Quanto detto ovviamente non deve lasciare alcun tipo di scampo: la grafologia è scienza e fermi restano gli assunti derivanti dalla perizia grafica. Talvolta, i dati a nostra disposizione sono interpretabili sulla base di una proporzione: x sta a y, come a sta a b. . Non vi sono tendenze, né sono ammesse patologiche deviazioni originanti da pretestuose afferenze all’una o all’altra scuola. Tutti gli insegnamenti, poi, si uniscono, difatti, convergendo nella medesima sostanziale conclusione. Tanto vale per il civile, ovvero nell’ambito in cui si è chiamati a stabilire apocrifie o genuinità. E nel penale?

Se si tratta di attribuire una grafia ad un determinato soggetto, nessun problema, ma, visto il limite interpretativo, la grafologia può attribuire un valore in più solo come supporto. Ovvero: quali sono gli elementi grafici che possono notarsi in pejus ed essere attribuiti ad una miriade di segnali psico fisici della vittima?
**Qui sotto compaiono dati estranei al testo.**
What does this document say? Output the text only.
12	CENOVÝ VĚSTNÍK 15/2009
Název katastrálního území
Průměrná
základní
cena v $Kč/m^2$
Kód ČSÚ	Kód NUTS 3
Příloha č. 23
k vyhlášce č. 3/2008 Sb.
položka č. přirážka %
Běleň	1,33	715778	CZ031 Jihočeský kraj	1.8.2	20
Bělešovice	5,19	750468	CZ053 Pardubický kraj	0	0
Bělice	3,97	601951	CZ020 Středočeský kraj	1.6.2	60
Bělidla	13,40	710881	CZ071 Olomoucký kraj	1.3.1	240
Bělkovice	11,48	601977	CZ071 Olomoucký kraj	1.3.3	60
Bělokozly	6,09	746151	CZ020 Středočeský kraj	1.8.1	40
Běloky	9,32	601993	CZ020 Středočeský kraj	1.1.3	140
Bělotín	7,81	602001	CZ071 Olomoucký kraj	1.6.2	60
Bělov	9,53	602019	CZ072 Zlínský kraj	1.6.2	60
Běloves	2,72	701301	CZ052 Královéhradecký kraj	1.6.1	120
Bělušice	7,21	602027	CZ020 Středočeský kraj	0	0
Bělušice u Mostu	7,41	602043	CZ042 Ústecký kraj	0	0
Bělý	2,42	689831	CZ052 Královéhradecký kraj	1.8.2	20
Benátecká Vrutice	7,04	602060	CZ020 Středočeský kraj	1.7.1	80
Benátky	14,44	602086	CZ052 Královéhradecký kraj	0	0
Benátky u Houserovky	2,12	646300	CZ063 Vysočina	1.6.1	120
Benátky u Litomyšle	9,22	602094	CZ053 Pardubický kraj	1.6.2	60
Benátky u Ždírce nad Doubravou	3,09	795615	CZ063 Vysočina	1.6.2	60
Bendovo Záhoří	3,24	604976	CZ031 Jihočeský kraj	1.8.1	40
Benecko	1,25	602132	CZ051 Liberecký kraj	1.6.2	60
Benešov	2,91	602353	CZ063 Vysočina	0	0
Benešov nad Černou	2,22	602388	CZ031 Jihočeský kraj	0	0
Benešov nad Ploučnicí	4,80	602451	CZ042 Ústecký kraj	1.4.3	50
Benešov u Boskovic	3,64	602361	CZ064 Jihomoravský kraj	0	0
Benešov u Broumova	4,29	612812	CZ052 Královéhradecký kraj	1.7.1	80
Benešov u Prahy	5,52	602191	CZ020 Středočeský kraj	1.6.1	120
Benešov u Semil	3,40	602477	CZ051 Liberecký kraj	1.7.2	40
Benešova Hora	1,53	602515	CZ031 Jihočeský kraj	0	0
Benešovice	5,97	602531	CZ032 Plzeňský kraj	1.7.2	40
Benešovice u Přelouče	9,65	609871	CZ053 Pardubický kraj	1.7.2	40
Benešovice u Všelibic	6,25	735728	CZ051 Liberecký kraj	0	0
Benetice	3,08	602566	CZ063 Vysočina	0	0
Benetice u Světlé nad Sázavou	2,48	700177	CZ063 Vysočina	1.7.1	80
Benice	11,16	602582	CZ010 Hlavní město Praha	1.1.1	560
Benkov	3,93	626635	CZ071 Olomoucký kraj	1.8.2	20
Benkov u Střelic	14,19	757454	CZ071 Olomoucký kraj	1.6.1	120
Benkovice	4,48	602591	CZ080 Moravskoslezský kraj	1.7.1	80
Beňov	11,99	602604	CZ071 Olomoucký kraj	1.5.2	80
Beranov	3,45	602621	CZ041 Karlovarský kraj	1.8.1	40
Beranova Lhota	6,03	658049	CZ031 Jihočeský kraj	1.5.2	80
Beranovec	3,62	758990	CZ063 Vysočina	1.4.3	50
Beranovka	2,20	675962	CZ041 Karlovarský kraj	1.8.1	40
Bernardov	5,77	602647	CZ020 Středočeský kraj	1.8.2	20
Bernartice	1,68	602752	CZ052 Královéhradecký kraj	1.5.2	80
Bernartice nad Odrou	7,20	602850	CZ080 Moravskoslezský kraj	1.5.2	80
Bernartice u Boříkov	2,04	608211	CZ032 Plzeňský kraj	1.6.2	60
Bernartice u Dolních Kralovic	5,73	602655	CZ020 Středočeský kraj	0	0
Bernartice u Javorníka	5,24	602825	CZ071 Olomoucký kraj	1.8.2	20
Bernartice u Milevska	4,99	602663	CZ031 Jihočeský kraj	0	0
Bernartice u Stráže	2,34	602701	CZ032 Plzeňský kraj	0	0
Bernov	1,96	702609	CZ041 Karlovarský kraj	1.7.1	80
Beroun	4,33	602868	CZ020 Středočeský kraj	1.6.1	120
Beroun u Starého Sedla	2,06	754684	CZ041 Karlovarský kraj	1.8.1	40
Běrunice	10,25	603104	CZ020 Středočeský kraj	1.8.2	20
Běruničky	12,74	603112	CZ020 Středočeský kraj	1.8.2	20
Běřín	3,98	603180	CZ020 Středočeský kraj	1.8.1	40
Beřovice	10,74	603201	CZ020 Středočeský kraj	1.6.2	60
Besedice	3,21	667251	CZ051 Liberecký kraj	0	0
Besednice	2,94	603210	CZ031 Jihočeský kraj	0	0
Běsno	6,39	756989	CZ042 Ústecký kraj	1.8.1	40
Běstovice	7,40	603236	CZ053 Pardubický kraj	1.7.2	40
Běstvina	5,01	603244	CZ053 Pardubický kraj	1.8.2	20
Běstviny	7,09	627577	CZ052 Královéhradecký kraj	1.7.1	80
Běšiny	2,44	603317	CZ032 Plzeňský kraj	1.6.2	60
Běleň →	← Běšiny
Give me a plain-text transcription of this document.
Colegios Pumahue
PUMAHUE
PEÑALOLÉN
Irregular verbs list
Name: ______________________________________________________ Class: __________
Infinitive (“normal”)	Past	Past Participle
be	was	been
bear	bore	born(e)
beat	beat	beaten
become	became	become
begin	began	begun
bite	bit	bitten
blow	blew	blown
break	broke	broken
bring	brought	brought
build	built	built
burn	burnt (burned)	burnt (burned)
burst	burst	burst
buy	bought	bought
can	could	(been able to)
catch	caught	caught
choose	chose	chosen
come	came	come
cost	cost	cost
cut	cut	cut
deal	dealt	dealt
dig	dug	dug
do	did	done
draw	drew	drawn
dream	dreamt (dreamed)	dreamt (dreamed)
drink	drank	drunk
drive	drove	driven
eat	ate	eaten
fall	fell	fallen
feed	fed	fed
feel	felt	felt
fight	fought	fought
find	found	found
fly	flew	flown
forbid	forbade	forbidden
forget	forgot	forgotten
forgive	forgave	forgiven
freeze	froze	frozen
Quali quelli propri del carnefice?

Dall’analisi della scrittura di un killer, ad esempio, può emergere una personalità in balìa di impulsi difficilmente controllabili a causa di un’aggressività distruttiva (allunghi superiori eccedenti e tratto grafico congestionato). La grafologia non può dire che la scrittura di una persona appartenga ad un orco, però può preventivamente diagnosticare lo stato di disordine psichico e, per l’effetto, il rischio. Il tumulto del gesto grafico, conferito magari dalla confusione di segni o andamenti, manifesta figure in preda a un disagio interiore, con indicatori di difficoltà ad addomesticare la propria efferatezza.

E la vittima che si presume tale o, meglio, che sa di poter diventare prima o poi tale? Irrimediabili segni scritturali di minutezza o diminuzione di tare e dimensioni potrebbero manifestare la modalità (e la minima misura) in base alla quale ci si percepisce, se la propria persona si assume gravemente compromessa, nell’alveo del proprio timore o delle proprie introiettate minime attribuzioni di ansia o disistima.

Sarebbe interessante analizzare la grafia delle donne che sentono che saranno travolte, prima o poi, da un atto di violenza. O anche quella di personaggi come Navalny, ad esempio nei giorni trascorsi in cella prossimi alla propria fine. Naturalmente: ogni vittima è tale perché risultante da una storia diversa e non è possibile tracciare un unico dato, un fil rouge del meccanismo di annichilimento. E poi: si può restare vittima, pur conservando spavalderia o dignità. Ma indubbiamente restano sottesi ad ogni espressione analitica i gesti di chi sa che è vicino alla fine.

Ogni cosa da contestualizzare, orbene: ciascun elemento da considerarsi nella propria singolarità o particolarità in costante raffronto-confronto con altri, allo stesso modo compromessi. Nulla, di per sé, allora, può essere considerato allarmante; alcun gesto grafico può, contrariis reiectis, risultare oggetto di attenzione solo in quanto tale. Tutto da rifinire in una ottica aperta, a riprova del carattere aggressivo, flebile, inconsulto, debole o altro che sia.

Ancora una volta la Grafologia, dunque, si pone come modo di riassunzione, specchio della verità, cartina al tornasole, prova della prova, indizio vitale, punto cruciale per la rappresentazione di una tesi che sa di realtà, verità, obiettività.